The second reason is that when we feel sorry for ourselves, we are a danger to ourselves and to others. Thus, when we feel criticized or ignored or hurt by others close to us and feel sorry for ourselves, we react and have no compassion for the person by whom we feel wronged.
The third reason is that we have a very short fuse with our children, spouses, and parents. A fuse, in Mussar, is the time between striking the match and the dynamite. But our best self, the self focused on middot, must look past that immediate pain and have compassion for the other person. And our best self may even recognize that those attributes that annoy us, anger us, disappoint us the most are those attributes of our own self that annoy us, anger us, disappoint us the most.
Last year’s Chanukah gift to my wife of 40 years was a pad of 3-by-10-inch paper stapled together—a coupon book. The individual coupons entitled my wife to the right to lengthen the fuse:
- This Coupon requires Mike Nichols to stop talking.
- This Coupon requires Mike Nichols to go into the den and meditate for twenty minutes.
- This Coupon requires Mike Nichols to change the subject.
- This Coupon requires Mike Nichols to take 5 deep breaths between every statement.
And so on. The coupon book also had a forever, evergreen clause meaning that each coupon is limitless in number.
When my wife opened the gift, she was not impressed, as she thought that I could not make a change in my historic reaction patterns. To her and my surprise and pleasure, the first time she handed me a coupon, I immediately stopped the bickering. Stopping an argument in its tracks is slowly becoming a good Mussar habit.

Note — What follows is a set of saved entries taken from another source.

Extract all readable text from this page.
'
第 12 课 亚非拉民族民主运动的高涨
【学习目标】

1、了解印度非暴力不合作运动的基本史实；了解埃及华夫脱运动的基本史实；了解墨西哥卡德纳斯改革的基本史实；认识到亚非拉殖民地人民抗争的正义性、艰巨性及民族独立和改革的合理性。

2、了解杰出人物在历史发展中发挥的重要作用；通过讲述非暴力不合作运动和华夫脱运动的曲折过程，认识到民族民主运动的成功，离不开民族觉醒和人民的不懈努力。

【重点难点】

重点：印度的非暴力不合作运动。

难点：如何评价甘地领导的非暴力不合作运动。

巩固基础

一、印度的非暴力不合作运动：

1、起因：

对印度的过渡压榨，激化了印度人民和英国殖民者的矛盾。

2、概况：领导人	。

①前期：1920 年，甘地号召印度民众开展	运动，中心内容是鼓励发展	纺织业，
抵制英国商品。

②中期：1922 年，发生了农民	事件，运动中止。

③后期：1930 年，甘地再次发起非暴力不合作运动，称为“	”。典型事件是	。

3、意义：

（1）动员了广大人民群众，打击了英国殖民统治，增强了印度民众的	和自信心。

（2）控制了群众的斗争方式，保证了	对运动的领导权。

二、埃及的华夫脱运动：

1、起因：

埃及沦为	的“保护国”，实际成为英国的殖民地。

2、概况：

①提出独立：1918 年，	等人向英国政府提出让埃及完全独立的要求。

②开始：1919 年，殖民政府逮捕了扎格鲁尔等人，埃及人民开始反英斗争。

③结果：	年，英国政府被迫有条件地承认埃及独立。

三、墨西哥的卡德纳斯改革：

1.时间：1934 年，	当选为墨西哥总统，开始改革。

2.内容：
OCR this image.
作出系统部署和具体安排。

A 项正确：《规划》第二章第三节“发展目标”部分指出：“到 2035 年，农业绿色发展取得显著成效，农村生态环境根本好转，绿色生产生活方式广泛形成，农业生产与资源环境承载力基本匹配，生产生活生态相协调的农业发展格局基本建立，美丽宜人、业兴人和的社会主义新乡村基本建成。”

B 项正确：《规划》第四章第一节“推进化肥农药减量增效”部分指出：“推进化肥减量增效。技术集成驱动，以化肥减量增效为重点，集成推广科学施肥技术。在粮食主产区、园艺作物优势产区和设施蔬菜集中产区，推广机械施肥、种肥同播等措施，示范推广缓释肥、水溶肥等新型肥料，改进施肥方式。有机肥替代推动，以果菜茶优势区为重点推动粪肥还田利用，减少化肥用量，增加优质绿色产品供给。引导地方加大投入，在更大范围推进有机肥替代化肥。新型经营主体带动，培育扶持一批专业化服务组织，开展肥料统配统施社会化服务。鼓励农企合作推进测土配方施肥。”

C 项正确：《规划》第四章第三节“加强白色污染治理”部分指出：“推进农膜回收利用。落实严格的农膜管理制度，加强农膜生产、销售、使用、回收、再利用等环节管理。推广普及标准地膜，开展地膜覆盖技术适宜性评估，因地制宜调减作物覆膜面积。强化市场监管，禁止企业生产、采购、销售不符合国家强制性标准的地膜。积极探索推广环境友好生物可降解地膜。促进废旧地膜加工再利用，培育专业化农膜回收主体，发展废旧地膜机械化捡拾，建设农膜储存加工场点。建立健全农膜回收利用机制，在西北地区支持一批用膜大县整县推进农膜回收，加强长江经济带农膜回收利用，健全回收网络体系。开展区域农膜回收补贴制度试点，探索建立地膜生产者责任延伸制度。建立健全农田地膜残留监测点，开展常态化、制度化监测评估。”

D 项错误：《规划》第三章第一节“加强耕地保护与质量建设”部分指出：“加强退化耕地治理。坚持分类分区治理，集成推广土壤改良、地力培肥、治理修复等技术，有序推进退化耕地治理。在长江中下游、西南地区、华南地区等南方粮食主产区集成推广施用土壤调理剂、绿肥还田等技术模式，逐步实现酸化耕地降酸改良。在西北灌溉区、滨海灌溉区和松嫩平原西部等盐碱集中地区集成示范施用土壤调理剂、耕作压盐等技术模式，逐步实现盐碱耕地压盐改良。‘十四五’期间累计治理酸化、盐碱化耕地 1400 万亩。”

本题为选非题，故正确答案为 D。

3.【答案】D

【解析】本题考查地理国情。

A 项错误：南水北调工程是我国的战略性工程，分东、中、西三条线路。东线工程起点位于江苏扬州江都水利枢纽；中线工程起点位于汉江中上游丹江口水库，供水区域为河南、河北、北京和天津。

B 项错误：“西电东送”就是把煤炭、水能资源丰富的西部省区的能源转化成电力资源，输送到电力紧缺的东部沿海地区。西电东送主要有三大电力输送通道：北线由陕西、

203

I am far from perfect, but recently I was telling a story to my sister that my wife had already heard. When my wife commented that everyone had already heard that story, I swallowed my first reaction of hurt and irritation, and began to feel compassion for a wife of 40 years who certainly has heard many stories, many times. And to my benefit, that compassion led to one of the most important Jewish values, shalom bayit (peace in the house).